Je me penchai vers elle et lui dis dans l’oreille
« Pensez-vous qu’il est de Proie, apte à ce laisser prendre ? »
Je ne laissais pas A répondre et d’une main je pris le verre qu’elle tenait en main. Elle le lâcha quand ma main se resserra sur la sienne…
Je pris alors ce verre, en but une rasade, sous les regardes de feu si délicieux de cette Guerrière.
Je lui souris, un sourire taquin se dessina sur son visage.
Je retirais alors ma main qui était toujours sur sa cuisse
Sa main, remontait peu à peu sa jupe…
Je pris soin de tremper un doigt dans ces bulles de délices.
Et ce doigt pris le trajet de son visage pour se déposer sur ses lèvres.
Elle ferma les yeux un instant…mais les ouvrirent bien vite pour me regarder de son regard bien Noir.
Je ne savais plus ou en était sa main... mais qu’importe…pour le moment…
Je repris une gorgée de ce sublime nectar.
Laissant quelques gouttes dans le fond du verre…
Ma main, sur ses lèvres, était passée sur son visage délicatement…
Mon pouce vint ce placer juste sous le menton…
Mes doigts restant sur sa joue…
J’approchais mon visage du sien que je mis en arrière…
Je me rapprochais d’Elle, entre ses cuisses…
Puis de l’autre main, délicatement, je déversais quelques gouttes sur sa gorge qui m’était offerte ainsi…
Elle fermi ses yeux…
Ma bouche vint près de ses goûts, et ma bouche se posa pour en avaler le précieux liquide…
Puis je me redressai rapidement…
Et à nouveau, je fis couler tendrement et doucement de nouvelles gouttes justes à l’entrée de son beau sillon.
{Ecrit par M }
Alors que mes doigts étaient plongés au cœur de mon intimité, M s’approcha.
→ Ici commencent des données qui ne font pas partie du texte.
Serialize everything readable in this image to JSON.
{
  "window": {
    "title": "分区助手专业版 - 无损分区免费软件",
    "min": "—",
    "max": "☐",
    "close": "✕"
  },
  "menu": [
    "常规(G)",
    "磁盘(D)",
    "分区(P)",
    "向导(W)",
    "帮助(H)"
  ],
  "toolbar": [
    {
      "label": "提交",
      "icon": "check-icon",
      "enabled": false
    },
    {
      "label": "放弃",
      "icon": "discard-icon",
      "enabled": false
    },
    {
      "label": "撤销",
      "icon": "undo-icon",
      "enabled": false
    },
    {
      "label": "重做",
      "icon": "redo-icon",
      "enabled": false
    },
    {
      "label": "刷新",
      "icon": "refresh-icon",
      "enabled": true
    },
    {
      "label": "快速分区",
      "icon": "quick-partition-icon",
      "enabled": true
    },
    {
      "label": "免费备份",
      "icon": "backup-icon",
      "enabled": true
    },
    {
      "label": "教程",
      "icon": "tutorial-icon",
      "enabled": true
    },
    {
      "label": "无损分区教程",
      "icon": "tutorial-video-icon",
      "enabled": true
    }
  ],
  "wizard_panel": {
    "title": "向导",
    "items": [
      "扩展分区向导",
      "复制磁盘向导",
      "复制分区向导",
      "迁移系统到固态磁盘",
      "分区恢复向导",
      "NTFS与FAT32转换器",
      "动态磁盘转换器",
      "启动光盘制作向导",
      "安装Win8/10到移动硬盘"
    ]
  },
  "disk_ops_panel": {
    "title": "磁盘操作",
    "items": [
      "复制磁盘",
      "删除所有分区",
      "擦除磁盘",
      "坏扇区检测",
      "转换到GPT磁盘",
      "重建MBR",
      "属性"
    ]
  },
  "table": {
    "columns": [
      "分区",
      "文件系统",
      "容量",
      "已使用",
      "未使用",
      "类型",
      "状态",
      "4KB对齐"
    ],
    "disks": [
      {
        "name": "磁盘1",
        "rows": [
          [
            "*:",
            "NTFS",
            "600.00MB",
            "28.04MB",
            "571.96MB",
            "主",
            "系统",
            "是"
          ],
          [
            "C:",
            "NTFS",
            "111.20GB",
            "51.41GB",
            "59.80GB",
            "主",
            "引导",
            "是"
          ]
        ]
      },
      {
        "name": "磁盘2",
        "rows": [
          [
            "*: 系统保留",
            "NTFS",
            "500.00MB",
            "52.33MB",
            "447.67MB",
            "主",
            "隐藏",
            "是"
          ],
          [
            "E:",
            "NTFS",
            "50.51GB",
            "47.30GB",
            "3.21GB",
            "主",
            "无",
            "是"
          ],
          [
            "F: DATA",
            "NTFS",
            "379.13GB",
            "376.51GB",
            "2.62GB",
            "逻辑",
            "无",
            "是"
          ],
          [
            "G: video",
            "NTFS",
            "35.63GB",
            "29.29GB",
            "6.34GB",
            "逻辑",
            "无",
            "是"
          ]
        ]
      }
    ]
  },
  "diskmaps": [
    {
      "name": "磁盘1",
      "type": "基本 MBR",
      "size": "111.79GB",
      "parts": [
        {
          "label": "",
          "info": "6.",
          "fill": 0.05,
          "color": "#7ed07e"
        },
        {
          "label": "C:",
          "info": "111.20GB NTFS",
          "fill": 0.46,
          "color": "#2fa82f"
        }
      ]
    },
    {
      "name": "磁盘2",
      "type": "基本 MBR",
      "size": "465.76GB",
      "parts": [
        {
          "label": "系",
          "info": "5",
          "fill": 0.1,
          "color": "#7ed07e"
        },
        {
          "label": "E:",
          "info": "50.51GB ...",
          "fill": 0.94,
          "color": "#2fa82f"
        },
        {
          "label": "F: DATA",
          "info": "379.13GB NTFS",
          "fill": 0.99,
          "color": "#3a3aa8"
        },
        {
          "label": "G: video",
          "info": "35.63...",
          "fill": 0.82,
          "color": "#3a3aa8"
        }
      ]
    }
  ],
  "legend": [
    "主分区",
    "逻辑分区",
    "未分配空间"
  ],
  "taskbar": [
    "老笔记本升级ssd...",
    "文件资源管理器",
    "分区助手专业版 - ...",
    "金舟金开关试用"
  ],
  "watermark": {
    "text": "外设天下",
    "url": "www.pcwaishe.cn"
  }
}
Il posa ses mains sur mes cuisses, en les écartant doucement. Ces mains étaient chaudes et légèrement tremblantes. Il me laissait faire en me regardant.
« Pensez-vous qu’il est Proie, apte à se laisser prendre ? »
Oh ! S’il savait que le fait que l’un et l’autre résister me motiver plus encore. J’esquissais une réponse tout en sachant qu’il ne le voulait pas. Il me prit ma flûte que je lui cédais car je me doutais de ce qu’il avait en tête. Il but une gorgée sous mon regard insistant. Je continuais mon exploration. Il ôta la main qui était durant ce temps toujours poser sur ma cuisse. Alors ma main d’elle-même remonta le long de ma cuisse… je sentais la douceur de mes bas. Il trempa un doigt dans le verre et le dirigea vers ma bouche. Il le déposa sur mes lèvres entrouvertes. Je passais ma langue sur ce même doigt, il avait le goût de champagne et c’était délicieux. Je fermais les yeux un instant pour savourer ce moment. Mais bien vite je les réouvris, je le regardais pour voir ses réactions. Il repris une gorgée laissant quelques gouttes dans le verre, sa main se déplacer de mes lèvres à mon visage, légère. Son pouce allait et venait sous mon menton en une caresse si sensuelle. Son visage se rapprocha dangereusement du sien, il n’était plus qu’à un souffle. Je sentis quelques gouttes entre mes seins, le coquin vint lécher ce nectar qu’il avait déposé.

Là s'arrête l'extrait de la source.